Andranno a votare tutti quelli che vogliono impedire che, in nome degli interessi dei petrolieri, venga messo a rischio il mare, che incidentalmente è anche risorsa economica: la principale per alcune aree del Paese. Ma ci andranno anche molti che sono interessati più a sconfiggere l’arroganza di Renzi che non alle trivelle. Una conseguenza della strategia aggressiva adottata da Renzi stesso.

Se le astensioni impediranno il quorum per il gran capo non ci sarà nessuna gloria. Sarà stato merito del trucco di gonfiare il fronte del “no” con l’area del non voto, e se i votanti supereranno il 40% sarà comunque una sconfitta politica netta.

Tanto più dopo uno scandalo Tempa Rossa molto lontano dall’essersi esaurito, il premier ci farà la figura di chi si è speso a più non posso a esclusivo vantaggio di chi già paga tasse ridicole e grazie al prolungamento delle concessioni approfitterà della franchigia per non sborsare più nemmeno quei quattro soldi. Se il quorum sarà raggiunto in compenso, il referendum sarà per Renzi lo svincolo per viale del Tramonto.

Inevitabile chiedersi chi glielo abbia fatto fare, perché il ragazzo abbia puntato tanto su una sfida nella quale ha comunque tutto da perdere e niente da guadagnare, e alla quale si sarebbe potuto sottrarre senza sforzo? Domanda che fa il paio con un’altra che da un po’ circola impetuosa nei corridoi della politica, inclusi quelli popolati dai soldatini di Matteo: chi glielo fa fare a insistere su una legge elettorale, l’Italicum, che pare scritta a misura di M5S?

Con l’Italicum Renzi si priva del principale argomento contro gli orfani di Casaleggio: «Quelli non vogliono accordi con nessuno, voto sprecato». Con la legge elettorale, quel limite sarà mutato per magia in pregio. Certo l’Italicum farà fuori la destra, che però aveva già provveduto da sola. In compenso rafforzera chi già si stava irrobustendo a vista d’occhio.

La risposta a entrambi i quesiti sta nella visione della democrazia di Renzi, derivante più dal carattere che da dotte riflessioni. Renzi detesta i soggetti di intermediazione, come i sindacati, la magistatura o il suo stesso partito. Intende il capo del governo come un amministratore delegato onnipotente, nominato dagli azionisti una volta ogni cinque anni. Che da quel momento non debba rispondere più a nessuno. Per questo ha vissuto il referendum sulle trivelle come un attentato al proprio ruolo ed è pronto a rischiare tutto con l’Italicum pur di non dover mediare.

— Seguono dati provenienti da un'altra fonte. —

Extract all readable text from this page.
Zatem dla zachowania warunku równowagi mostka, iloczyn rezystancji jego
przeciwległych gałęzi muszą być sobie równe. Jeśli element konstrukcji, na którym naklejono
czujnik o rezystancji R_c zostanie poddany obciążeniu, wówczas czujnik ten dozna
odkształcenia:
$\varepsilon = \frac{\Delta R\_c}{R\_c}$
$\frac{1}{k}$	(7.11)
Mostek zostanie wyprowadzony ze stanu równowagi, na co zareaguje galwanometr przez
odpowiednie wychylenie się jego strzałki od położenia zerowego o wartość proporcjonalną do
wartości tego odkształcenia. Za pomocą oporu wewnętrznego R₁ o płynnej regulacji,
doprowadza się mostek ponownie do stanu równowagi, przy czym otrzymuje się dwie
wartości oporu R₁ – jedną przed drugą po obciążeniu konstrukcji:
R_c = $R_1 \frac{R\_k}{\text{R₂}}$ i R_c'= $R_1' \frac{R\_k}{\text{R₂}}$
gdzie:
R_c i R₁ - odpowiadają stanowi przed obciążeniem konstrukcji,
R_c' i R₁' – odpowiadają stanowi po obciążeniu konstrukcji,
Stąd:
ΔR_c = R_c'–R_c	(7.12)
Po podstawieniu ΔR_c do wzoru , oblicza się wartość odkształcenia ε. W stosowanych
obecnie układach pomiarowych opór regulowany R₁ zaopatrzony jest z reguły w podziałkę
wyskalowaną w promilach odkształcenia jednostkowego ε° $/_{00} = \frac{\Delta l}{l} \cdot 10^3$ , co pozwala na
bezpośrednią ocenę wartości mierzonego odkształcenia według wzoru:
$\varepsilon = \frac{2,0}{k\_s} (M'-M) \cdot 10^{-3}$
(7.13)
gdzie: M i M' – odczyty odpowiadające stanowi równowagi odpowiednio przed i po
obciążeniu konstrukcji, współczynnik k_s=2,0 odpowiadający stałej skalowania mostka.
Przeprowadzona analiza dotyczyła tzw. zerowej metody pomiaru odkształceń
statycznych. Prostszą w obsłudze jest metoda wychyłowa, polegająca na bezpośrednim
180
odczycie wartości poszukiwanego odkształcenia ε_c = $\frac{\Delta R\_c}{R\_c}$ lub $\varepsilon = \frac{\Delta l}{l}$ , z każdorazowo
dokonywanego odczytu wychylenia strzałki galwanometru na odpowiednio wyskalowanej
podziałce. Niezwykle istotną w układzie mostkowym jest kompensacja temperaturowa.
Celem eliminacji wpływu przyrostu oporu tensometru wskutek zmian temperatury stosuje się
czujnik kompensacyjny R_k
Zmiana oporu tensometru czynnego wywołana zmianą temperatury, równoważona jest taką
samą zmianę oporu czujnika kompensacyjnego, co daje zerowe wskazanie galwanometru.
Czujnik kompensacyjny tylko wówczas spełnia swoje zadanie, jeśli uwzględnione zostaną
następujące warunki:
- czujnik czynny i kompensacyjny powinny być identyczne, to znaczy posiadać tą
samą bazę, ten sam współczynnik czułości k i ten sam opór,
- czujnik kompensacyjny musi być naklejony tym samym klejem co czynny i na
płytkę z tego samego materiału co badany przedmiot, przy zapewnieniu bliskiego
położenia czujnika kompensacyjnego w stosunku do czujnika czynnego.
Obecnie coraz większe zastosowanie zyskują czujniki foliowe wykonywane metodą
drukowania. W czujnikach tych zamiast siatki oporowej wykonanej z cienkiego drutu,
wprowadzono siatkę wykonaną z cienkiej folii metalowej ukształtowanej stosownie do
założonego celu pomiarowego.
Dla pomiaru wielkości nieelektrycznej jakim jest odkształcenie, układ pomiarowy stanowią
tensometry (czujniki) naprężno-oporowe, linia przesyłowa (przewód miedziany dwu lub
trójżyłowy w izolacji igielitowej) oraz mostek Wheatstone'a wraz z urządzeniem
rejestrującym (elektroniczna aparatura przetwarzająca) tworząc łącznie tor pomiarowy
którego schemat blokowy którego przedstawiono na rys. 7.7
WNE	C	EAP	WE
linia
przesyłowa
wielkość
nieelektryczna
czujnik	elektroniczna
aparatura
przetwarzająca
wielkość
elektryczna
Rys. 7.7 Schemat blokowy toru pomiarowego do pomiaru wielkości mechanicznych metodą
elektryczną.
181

Per questo adora Marchionne, stessa pasta, e per questo abusa così tanto della delega.

In questo senso, il giovanotto rappresenta davvero un’anomalia nella democrazia italiana che nella mediazione, a volte nel bene, altre nel male, ha sempre creduto. Ogni paragone con Silvio Berlusconi, mediatore anche oltre tempo massimo, si rivela qui in tutta la sua superficialità.

È una concezione della democrazia e a qualcuno piace. Sono in tanti,ormai, a vedere la democrazia partecipata o parlamentare come impacci per gli “uomini del fare”. Se siano in molti o in pochi a gradire il modello lo si comincerà a capire davvero domenica prossima.